普通的BFS.
唯一小心就是：每次要把每一Level 的放在一个list里面。也就是说，一旦queue里有东西，那一定就全部是这一个level的。先把size固定一下，把queue里面的东西全部加到这个level的list里面（同时还要继续添加element 进 queue）。没跑完一圈i ~ size， 然后就add那个level list。

/*
Given a binary tree, return the level order traversal of its nodes' values. (ie, from left to right, level by level).

For example:
Given binary tree {3,9,20,#,#,15,7},
    3
   / \\
  9  20
    /  \\
   15   7
return its level order traversal as:
[
  [3],
  [9,20],
  [15,7]
]
confused what "{1,#,2,3}" means? > read more on how binary tree is serialized on OJ.

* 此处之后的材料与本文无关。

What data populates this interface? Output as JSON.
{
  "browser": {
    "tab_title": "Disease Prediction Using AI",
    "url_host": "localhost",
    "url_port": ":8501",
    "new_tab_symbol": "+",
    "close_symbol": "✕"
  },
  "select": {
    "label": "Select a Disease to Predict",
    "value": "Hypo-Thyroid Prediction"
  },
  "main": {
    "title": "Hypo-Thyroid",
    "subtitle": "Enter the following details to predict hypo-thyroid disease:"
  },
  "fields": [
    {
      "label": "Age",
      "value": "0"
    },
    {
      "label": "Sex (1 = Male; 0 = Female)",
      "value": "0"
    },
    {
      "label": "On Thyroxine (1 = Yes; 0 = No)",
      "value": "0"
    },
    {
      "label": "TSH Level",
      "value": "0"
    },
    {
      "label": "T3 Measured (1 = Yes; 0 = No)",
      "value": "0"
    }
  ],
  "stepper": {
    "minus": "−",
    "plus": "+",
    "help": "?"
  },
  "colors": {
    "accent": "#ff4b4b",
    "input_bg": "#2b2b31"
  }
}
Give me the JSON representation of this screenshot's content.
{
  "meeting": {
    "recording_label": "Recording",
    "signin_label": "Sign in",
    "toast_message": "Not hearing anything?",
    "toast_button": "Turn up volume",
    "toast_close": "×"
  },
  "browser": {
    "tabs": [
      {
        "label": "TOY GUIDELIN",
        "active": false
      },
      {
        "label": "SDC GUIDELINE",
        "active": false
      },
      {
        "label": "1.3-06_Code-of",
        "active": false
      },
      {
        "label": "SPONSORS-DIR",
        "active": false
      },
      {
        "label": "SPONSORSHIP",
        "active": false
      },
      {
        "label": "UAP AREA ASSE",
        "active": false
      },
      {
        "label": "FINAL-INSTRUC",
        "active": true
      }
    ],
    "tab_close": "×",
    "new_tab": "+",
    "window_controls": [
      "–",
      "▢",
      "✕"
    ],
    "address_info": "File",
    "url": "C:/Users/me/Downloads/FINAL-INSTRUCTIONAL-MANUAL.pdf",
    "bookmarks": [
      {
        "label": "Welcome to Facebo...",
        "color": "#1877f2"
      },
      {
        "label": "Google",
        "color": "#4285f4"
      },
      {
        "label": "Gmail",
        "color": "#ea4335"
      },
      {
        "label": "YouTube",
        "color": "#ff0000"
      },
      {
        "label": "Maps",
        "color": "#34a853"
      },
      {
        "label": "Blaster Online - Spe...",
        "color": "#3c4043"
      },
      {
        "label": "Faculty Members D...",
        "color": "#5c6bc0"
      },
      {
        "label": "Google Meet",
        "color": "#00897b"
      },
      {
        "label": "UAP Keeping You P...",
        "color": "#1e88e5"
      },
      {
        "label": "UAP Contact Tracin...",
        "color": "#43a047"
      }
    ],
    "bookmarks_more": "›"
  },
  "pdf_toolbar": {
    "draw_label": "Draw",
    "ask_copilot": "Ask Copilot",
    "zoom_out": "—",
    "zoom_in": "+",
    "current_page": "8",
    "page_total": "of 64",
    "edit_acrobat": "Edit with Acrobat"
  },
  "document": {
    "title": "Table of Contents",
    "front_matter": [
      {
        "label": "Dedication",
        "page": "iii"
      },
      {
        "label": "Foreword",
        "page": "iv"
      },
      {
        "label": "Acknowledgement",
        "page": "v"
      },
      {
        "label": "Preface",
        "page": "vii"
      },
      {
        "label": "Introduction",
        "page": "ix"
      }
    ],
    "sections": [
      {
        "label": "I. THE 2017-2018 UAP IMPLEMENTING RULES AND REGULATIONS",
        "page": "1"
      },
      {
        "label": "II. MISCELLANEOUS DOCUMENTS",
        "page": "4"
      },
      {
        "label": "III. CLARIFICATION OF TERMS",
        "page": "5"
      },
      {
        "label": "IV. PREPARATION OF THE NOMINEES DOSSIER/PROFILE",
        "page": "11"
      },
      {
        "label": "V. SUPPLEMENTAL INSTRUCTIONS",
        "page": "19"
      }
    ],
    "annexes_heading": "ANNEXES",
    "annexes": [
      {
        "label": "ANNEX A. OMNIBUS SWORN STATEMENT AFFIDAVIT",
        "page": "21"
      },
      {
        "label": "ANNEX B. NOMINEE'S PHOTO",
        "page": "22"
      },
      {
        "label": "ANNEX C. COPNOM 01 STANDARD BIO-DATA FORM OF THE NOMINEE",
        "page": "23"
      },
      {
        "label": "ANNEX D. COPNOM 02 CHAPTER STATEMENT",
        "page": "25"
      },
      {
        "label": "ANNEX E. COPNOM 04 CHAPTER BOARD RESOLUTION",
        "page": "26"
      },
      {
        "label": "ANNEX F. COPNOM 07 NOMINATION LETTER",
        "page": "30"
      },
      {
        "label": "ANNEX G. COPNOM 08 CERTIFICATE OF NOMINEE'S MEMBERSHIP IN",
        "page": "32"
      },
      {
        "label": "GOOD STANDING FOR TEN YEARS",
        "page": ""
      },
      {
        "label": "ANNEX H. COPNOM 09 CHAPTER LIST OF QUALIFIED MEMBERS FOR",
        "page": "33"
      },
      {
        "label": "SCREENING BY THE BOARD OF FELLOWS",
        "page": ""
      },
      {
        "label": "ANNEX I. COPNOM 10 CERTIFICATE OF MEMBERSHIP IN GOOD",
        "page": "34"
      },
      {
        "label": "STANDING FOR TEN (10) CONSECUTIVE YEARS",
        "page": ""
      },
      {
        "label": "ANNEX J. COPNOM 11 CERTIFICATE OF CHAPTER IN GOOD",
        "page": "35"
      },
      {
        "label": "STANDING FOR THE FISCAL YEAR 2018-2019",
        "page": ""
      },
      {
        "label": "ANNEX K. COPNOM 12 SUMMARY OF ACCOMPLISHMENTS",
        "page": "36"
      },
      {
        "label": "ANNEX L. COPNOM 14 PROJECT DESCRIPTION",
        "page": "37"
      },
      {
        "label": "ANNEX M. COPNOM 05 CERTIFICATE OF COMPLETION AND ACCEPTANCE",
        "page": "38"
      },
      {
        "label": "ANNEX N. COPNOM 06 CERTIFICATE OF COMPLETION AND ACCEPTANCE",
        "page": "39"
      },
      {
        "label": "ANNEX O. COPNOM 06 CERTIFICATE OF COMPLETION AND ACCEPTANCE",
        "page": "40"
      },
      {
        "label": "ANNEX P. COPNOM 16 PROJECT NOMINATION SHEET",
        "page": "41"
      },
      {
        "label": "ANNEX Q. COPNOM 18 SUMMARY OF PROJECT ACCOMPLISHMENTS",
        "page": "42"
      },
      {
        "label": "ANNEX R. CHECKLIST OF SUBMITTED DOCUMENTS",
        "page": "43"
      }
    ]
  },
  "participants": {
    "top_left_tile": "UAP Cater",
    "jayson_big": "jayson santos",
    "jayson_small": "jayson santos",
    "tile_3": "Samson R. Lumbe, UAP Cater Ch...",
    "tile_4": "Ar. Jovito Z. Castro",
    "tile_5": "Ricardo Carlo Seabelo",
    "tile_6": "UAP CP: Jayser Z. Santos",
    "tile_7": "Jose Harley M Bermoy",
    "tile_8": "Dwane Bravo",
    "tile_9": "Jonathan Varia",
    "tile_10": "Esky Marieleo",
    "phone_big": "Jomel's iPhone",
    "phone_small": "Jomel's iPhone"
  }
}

Tags:  Tree Breadth-first Search
Similar Problems: (M) Binary Tree Zigzag Level Order Traversal, (E) Binary Tree Level Order Traversal II, (E) Minimum Depth of Binary Tree

*/

/**
 * Definition for a binary tree node.
 * public class TreeNode {
 *     int val;
 *     TreeNode left;
 *     TreeNode right;
 *     TreeNode(int x) { val = x; }
 * }
 */
/*
Thoughts:
Looks like BFS. put root in a queue, then put left, right in the queue.
Process the queue until it runs out.

Note: 
Queue: offer()


*/
public class Solution {
    public List<List<Integer>> levelOrder(TreeNode root) {
        List<List<Integer>> rst = new ArrayList<List<Integer>>();
        if (root == null) {
            return rst;
        }
        Queue<TreeNode> queue = new LinkedList<TreeNode>();
        queue.offer(root);

        while (!queue.isEmpty()) {
            int size = queue.size();//Becareful with fixed size
            List<Integer> list = new ArrayList<Integer>();
            for (int i = 0; i < size; i++) {
                TreeNode node = queue.poll();
                list.add(node.val);
                if (node.left != null) {
                    queue.offer(node.left);
                }
                if (node.right != null) {
                    queue.offer(node.right);
                }
            }
            rst.add(list);
        }
        return rst;
    }
}